Con: The primary choice may determine that I have another option, and if my primary choice wants to fulfill their enrollment quota, I am a risk for declining an acceptance from my primary choice. I'm not sure how adcoms think, but when I work with recruiters, and I tell a recruiter that I may have a job offer incoming, the recruiter loses all interest suddently because they cannot put my resume forward to the client, knowing that I may decline an offer from their client.
I'm not sure how MBA adcoms think. If anybody has any suggestions on whether I should tell my primary choice during the interview that I have been accepted to another program, or perhaps not tell them and keep it a secret, that would be greatly appreciated! Thanks in advance!
I would avoid using your acceptance as leverage against your first choice. I speak from experience as I was an admissions interviewer at UCLA Anderson. It is going to be a turn-off.
In fact, during the interview there will not really be too much of an opportunity to bring this up. The focus is on you, your background and your fit with the program.
Remember that at the end of each interview will be a specified time to ask questions of the interviewer. Avoid bringing this up, at this point. It will be tempting.

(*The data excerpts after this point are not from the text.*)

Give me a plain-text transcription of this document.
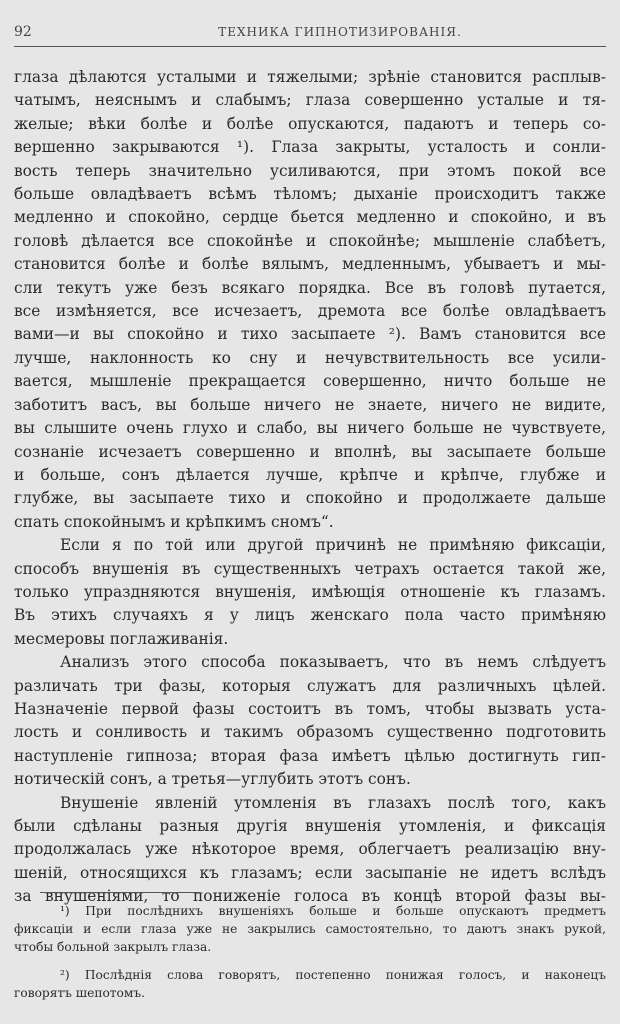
92	ТЕХНИКА ГИПНОТИЗИРОВАНІЯ.
глаза дѣлаются усталыми и тяжелыми; зрѣніе становится расплыв-
чатымъ, неяснымъ и слабымъ; глаза совершенно усталые и тя-
желые; вѣки болѣе и болѣе опускаются, падаютъ и теперь со-
вершенно закрываются ¹). Глаза закрыты, усталость и сонли-
вость теперь значительно усиливаются, при этомъ покой все
больше овладѣваетъ всѣмъ тѣломъ; дыханіе происходитъ также
медленно и спокойно, сердце бьется медленно и спокойно, и въ
головѣ дѣлается все спокойнѣе и спокойнѣе; мышленіе слабѣетъ,
становится болѣе и болѣе вялымъ, медленнымъ, убываетъ и мы-
сли текутъ уже безъ всякаго порядка. Все въ головѣ путается,
все измѣняется, все исчезаетъ, дремота все болѣе овладѣваетъ
вами—и вы спокойно и тихо засыпаете ²). Вамъ становится все
лучше, наклонность ко сну и нечувствительность все усили-
вается, мышленіе прекращается совершенно, ничто больше не
заботитъ васъ, вы больше ничего не знаете, ничего не видите,
вы слышите очень глухо и слабо, вы ничего больше не чувствуете,
сознаніе исчезаетъ совершенно и вполнѣ, вы засыпаете больше
и больше, сонъ дѣлается лучше, крѣпче и крѣпче, глубже и
глубже, вы засыпаете тихо и спокойно и продолжаете дальше
спать спокойнымъ и крѣпкимъ сномъ“.
Если я по той или другой причинѣ не примѣняю фиксаціи,
способъ внушенія въ существенныхъ четрахъ остается такой же,
только упраздняются внушенія, имѣющія отношеніе къ глазамъ.
Въ этихъ случаяхъ я у лицъ женскаго пола часто примѣняю
месмеровы поглаживанія.
Анализъ этого способа показываетъ, что въ немъ слѣдуетъ
различать три фазы, которыя служатъ для различныхъ цѣлей.
Назначеніе первой фазы состоитъ въ томъ, чтобы вызвать уста-
лость и сонливость и такимъ образомъ существенно подготовить
наступленіе гипноза; вторая фаза имѣетъ цѣлью достигнуть гип-
нотическій сонъ, а третья—углубить этотъ сонъ.
Внушеніе явленій утомленія въ глазахъ послѣ того, какъ
были сдѣланы разныя другія внушенія утомленія, и фиксація
продолжалась уже нѣкоторое время, облегчаетъ реализацію вну-
шеній, относящихся къ глазамъ; если засыпаніе не идетъ вслѣдъ
за внушеніями, то пониженіе голоса въ концѣ второй фазы вы-
¹) При послѣднихъ внушеніяхъ больше и больше опускаютъ предметъ
фиксаціи и если глаза уже не закрылись самостоятельно, то даютъ знакъ рукой,
чтобы больной закрылъ глаза.
²) Послѣднія слова говорятъ, постепенно понижая голосъ, и наконецъ
говорятъ шепотомъ.
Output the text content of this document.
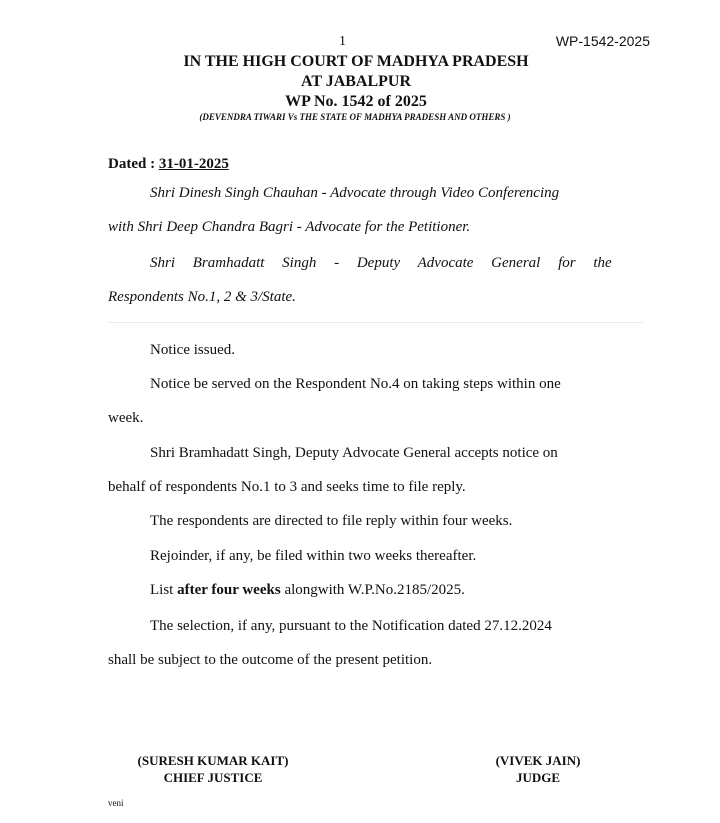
1	WP-1542-2025
IN THE HIGH COURT OF MADHYA PRADESH
AT JABALPUR
WP No. 1542 of 2025
(DEVENDRA TIWARI Vs THE STATE OF MADHYA PRADESH AND OTHERS )
Dated : 31-01-2025
Shri Dinesh Singh Chauhan - Advocate through Video Conferencing
with Shri Deep Chandra Bagri - Advocate for the Petitioner.
Shri Bramhadatt Singh - Deputy Advocate General for the
Respondents No.1, 2 & 3/State.
Notice issued.
Notice be served on the Respondent No.4 on taking steps within one
week.
Shri Bramhadatt Singh, Deputy Advocate General accepts notice on
behalf of respondents No.1 to 3 and seeks time to file reply.
The respondents are directed to file reply within four weeks.
Rejoinder, if any, be filed within two weeks thereafter.
List after four weeks alongwith W.P.No.2185/2025.
The selection, if any, pursuant to the Notification dated 27.12.2024
shall be subject to the outcome of the present petition.
(SURESH KUMAR KAIT)
CHIEF JUSTICE
(VIVEK JAIN)
JUDGE
veni
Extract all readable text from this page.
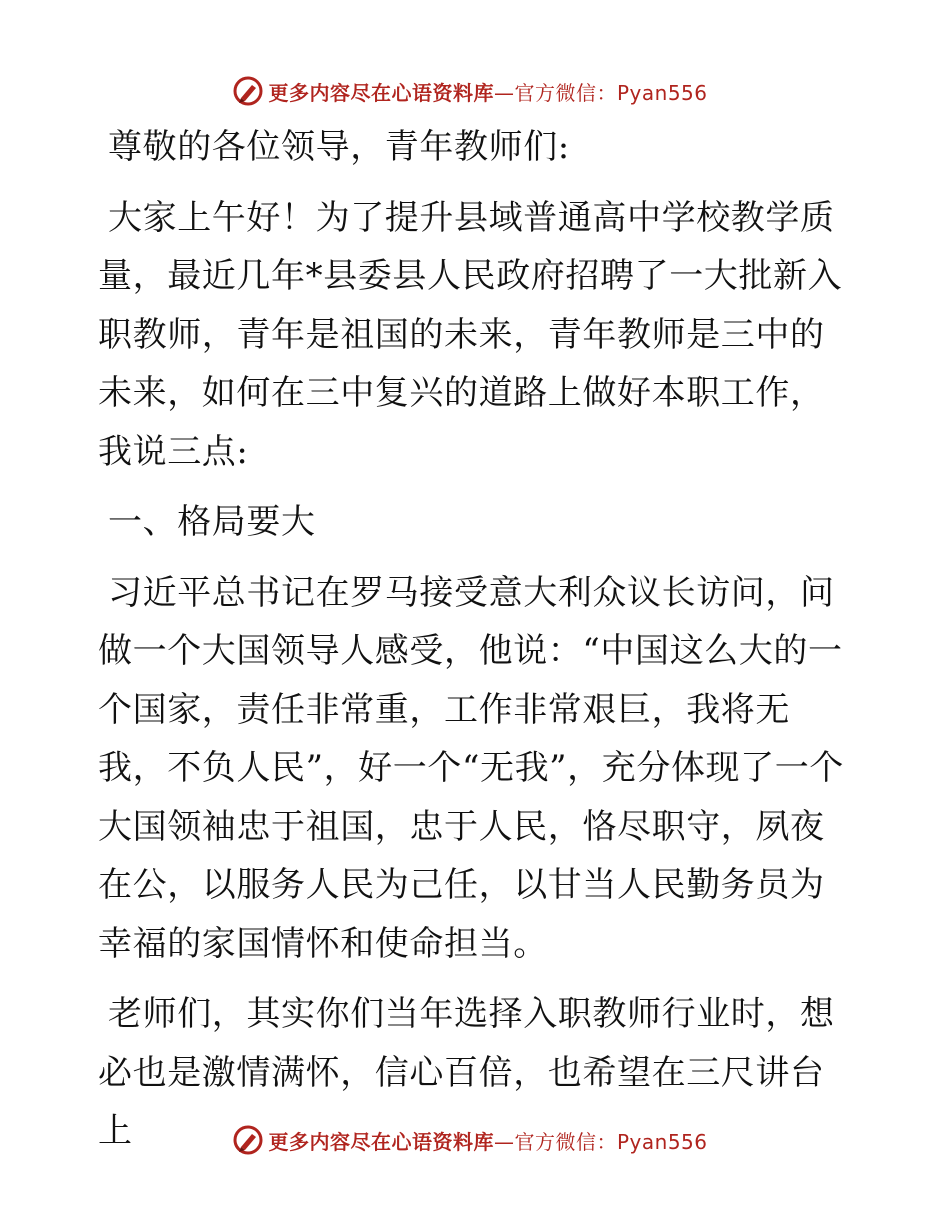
更多内容尽在心语资料库—官方微信：Pyan556

尊敬的各位领导，青年教师们:

大家上午好！为了提升县域普通高中学校教学质量，最近几年*县委县人民政府招聘了一大批新入职教师，青年是祖国的未来，青年教师是三中的未来，如何在三中复兴的道路上做好本职工作，我说三点:

一、格局要大

习近平总书记在罗马接受意大利众议长访问，问做一个大国领导人感受，他说：“中国这么大的一个国家，责任非常重，工作非常艰巨，我将无我，不负人民”，好一个“无我”，充分体现了一个大国领袖忠于祖国，忠于人民，恪尽职守，夙夜在公，以服务人民为己任，以甘当人民勤务员为幸福的家国情怀和使命担当。

老师们，其实你们当年选择入职教师行业时，想必也是激情满怀，信心百倍，也希望在三尺讲台上	更多内容尽在心语资料库—官方微信：Pyan556
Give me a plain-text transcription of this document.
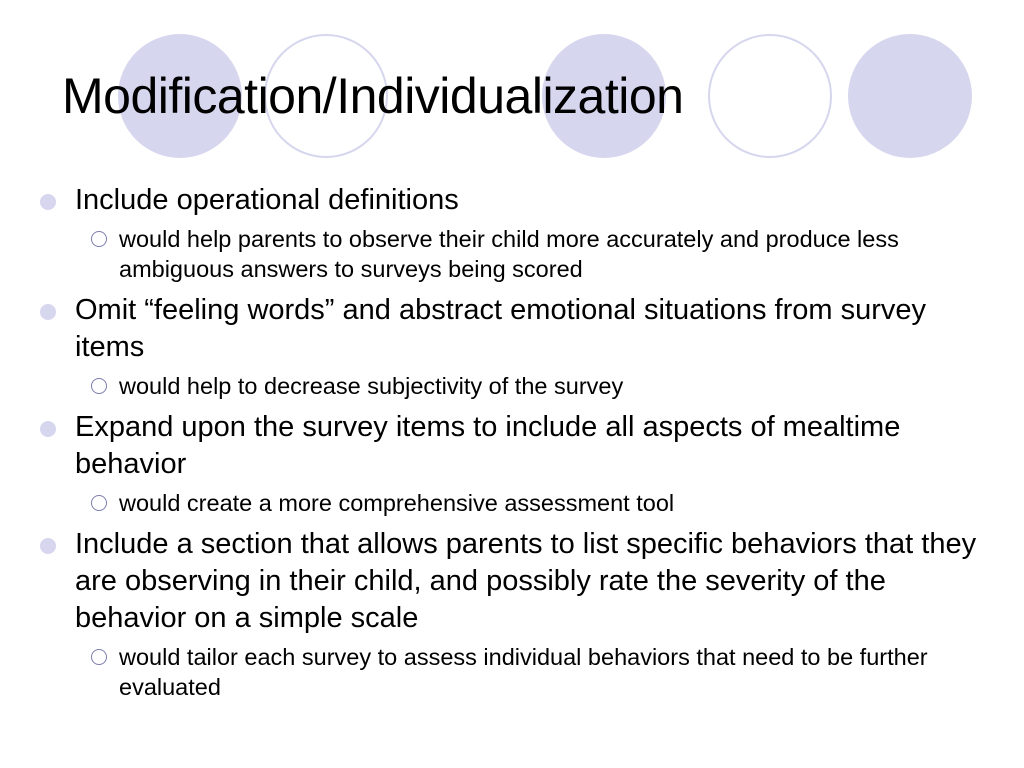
Modification/Individualization
Include operational definitions
would help parents to observe their child more accurately and produce less ambiguous answers to surveys being scored
Omit “feeling words” and abstract emotional situations from survey items
would help to decrease subjectivity of the survey
Expand upon the survey items to include all aspects of mealtime behavior
would create a more comprehensive assessment tool
Include a section that allows parents to list specific behaviors that they are observing in their child, and possibly rate the severity of the behavior on a simple scale
would tailor each survey to assess individual behaviors that need to be further evaluated
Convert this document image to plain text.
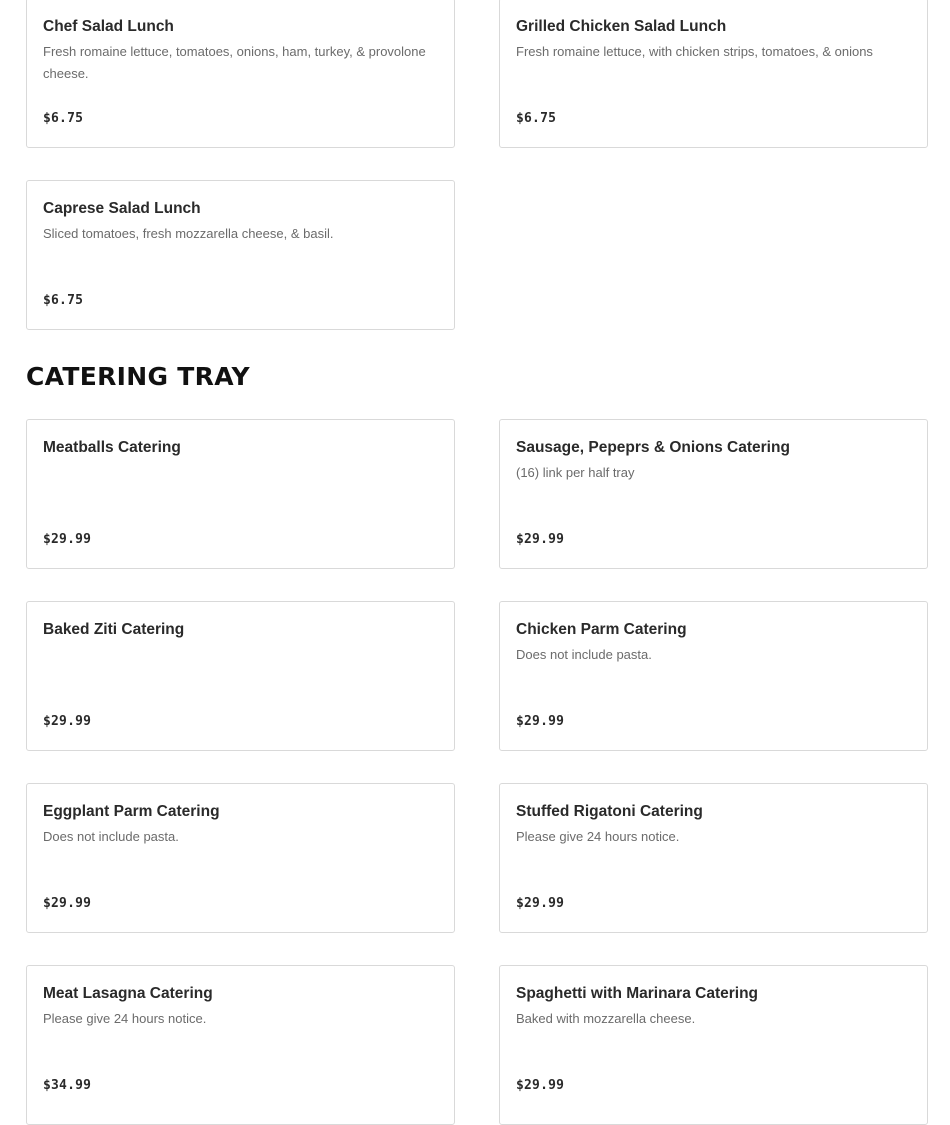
Chef Salad Lunch
Fresh romaine lettuce, tomatoes, onions, ham, turkey, & provolone cheese.
$6.75
Grilled Chicken Salad Lunch
Fresh romaine lettuce, with chicken strips, tomatoes, & onions
$6.75
Caprese Salad Lunch
Sliced tomatoes, fresh mozzarella cheese, & basil.
$6.75
CATERING TRAY
Meatballs Catering
$29.99
Sausage, Pepeprs & Onions Catering
(16) link per half tray
$29.99
Baked Ziti Catering
$29.99
Chicken Parm Catering
Does not include pasta.
$29.99
Eggplant Parm Catering
Does not include pasta.
$29.99
Stuffed Rigatoni Catering
Please give 24 hours notice.
$29.99
Meat Lasagna Catering
Please give 24 hours notice.
$34.99
Spaghetti with Marinara Catering
Baked with mozzarella cheese.
$29.99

Additionally, I would not think of it as keeping a secret. It is really just focusing on the business at hand.
In summary, it is just a simple expected outcome calculation. What good can come of it? So you were accepted by a lower ranked program. If you disclose, then the interviewer will think to themselves - "then go to the lower ranked school." If you keep your cards closer to your chest, then you avoid making irrelevant comparisons. The 2 schools are different and, in general, comparing schools to each other is bad politics.